そのキンメリアを駆逐した遊牧騎馬民族は、ギリシア人からは「スキュタイ」と呼ばれ、ペルシア人からは「サカ」と呼ばれた部族。この部族自身が自分達の部族名をどのように名乗っていたのかは今のところ誰も知らない。が、取り敢えず、日本に於ける一般的な呼び方では、「スキタイ族」。

スキタイは、畜産に限らず、貴金属と動物意匠を特徴とする独自の製造文化を持っていた(黒海北岸文化、或いはスキタイ文化)。彼らの”製品”は、ステップ・ルートを通じて東方へ伝わった。紀元前3世紀頃の匈奴の遺物には、スキタイの影響を色濃く受けている推察されるものがあるらしい。
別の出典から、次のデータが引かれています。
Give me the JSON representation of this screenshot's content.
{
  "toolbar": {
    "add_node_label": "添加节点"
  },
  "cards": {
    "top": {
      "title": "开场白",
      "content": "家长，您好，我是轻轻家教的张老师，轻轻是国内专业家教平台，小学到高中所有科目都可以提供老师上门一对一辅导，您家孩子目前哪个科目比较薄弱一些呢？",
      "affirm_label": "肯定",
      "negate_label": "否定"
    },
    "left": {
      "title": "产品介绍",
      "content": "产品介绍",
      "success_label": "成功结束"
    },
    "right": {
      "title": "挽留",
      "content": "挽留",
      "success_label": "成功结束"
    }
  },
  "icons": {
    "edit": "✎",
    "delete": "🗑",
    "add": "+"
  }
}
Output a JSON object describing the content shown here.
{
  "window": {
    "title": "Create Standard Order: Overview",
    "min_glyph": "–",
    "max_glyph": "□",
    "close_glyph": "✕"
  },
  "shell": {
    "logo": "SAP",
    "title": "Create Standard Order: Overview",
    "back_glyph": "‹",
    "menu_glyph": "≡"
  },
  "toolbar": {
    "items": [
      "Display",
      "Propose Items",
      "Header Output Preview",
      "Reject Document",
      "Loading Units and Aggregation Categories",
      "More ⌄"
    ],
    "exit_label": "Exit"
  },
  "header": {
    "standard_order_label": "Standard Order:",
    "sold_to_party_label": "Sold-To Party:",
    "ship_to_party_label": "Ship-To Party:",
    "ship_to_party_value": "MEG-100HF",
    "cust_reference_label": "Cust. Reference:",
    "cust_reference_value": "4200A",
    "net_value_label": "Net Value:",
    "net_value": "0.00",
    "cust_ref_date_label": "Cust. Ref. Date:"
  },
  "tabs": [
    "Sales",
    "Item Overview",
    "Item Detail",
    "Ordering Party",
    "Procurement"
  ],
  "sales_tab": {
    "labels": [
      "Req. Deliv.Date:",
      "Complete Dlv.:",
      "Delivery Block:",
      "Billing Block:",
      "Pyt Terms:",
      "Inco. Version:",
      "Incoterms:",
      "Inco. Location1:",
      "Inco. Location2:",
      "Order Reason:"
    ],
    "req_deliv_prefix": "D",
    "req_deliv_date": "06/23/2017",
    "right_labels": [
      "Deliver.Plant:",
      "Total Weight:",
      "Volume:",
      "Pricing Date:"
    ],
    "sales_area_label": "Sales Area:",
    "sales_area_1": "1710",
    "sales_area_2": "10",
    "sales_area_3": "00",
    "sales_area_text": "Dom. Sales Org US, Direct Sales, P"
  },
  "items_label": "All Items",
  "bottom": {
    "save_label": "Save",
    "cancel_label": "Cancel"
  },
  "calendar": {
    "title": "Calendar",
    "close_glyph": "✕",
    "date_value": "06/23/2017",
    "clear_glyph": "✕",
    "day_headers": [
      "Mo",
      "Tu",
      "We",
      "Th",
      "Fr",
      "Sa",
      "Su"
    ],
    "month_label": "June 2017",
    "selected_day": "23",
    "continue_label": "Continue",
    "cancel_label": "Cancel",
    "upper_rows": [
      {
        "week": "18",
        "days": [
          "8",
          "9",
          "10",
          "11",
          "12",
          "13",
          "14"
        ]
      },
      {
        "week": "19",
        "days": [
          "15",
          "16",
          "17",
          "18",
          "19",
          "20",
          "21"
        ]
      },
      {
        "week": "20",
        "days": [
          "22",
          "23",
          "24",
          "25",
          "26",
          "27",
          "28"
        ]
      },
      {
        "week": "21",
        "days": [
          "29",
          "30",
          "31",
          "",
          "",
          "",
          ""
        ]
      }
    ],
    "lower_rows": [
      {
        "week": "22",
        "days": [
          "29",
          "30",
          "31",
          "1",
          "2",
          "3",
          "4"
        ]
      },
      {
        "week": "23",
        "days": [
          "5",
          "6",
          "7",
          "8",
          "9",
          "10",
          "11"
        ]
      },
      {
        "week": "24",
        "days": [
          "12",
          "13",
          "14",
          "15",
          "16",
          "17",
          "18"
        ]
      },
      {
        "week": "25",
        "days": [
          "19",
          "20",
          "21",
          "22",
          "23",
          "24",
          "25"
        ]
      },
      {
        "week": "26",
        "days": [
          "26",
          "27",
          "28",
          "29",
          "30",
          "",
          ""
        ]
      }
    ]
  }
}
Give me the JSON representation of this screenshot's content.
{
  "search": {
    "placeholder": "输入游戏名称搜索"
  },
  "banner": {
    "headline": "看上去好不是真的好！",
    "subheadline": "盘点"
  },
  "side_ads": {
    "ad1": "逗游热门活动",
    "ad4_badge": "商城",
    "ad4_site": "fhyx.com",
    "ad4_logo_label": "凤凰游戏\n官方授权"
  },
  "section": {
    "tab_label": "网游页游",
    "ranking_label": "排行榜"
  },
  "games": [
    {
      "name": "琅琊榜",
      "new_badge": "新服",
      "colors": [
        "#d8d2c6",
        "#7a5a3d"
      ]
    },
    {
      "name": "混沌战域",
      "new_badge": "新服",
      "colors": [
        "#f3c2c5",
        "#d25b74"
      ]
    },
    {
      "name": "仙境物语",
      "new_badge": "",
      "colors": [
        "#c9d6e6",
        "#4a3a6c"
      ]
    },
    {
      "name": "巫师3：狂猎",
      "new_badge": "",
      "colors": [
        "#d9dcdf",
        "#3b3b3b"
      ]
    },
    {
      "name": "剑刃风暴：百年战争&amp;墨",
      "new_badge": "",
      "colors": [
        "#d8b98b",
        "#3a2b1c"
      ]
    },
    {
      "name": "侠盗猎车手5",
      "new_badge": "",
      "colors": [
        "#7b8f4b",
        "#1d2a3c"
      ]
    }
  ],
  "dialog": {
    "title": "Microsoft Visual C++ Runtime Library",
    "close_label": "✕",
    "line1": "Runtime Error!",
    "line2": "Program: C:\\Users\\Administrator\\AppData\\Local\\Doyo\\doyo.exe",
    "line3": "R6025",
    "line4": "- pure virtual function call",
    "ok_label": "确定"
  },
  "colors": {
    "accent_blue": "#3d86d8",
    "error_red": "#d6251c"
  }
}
東アジアにも、既に芸工的技術文化は起きていたが、スキタイ文化と融合した事で進化を生み(=騎馬隊や刀剣・砲台技術など)やがては、東方の騎馬民族が西進する源になった。それはそうだ。実際にどうやって作られているか実際に”現地を”見てみたくなるし、放牧に適した素晴らしい場所には行きたくなるし、その人たちを見てみたいと思うのが人間だ。

「草原の道」に留まらず「オアシスの道」そして「海の道」など、いわゆるシルクロードを行き来した商人の存在こそが東西の文化交流を成した。人にとって最も重要な何かは全て商人が教えてくれる。
肌色の違い、髪色の違い、目の色の違い、言葉の違い、宗教・信仰・思想・思考の違い、服装の違い、食の違い・・・、違いだらけの各地域を行ったり来たりして、物珍しい品を紹介し売買を成立させていく。欲しい物が見つかれば、武力に任せて見ず知らずの相手であろうと破壊し奪い取る。そのような暴力的な為政者とは全く違う思考を持つ「商人」という存在が早くからあったからこそ、人は、歴史を積み重ねることが出来た。それは間違いないと思います。

但し、商人が商売にのみ徹して公明正大でいてくれたら良かったが、商人がそれぞれの商売先で、”陰口””告げ口”のようなことを行うようになった。商売相手を気持ちよくさせる為に情報を誇大化したり、誤情報を捏造したり、つまり、嘘も方便「儲けの為なら何でもあり」という姿勢になった。そして為政者は、商人が知っている(知っているフリをしているだけであっても)「秘密」を欲しがり、「秘密」を盗んで来ることに長けている商人を政治利用する。戦争にも利用する。
戦争は軍人が起こすのではなく、儲けの為なら戦争さえ利用する商人によって起こされる。軍人は、商人が持ち込む「情報」に動きを左右されてしまう政治(民政、王政、軍政等々)に従うのである。

儲けばかりを追うと、必ず良くない未来が待つ。が、知らない人のことを然も知っているかのように思い込むのも諍いへ繋がる。何よりも重要なことは、全ての事を正しく知ること。そしてそれ以上に重要なことは、知らない事は素直に「知らない」と認め、知る必要があるのなら素直に教えを乞うこと。それらが出来れば、人はけっして道を踏み外さないで済みます。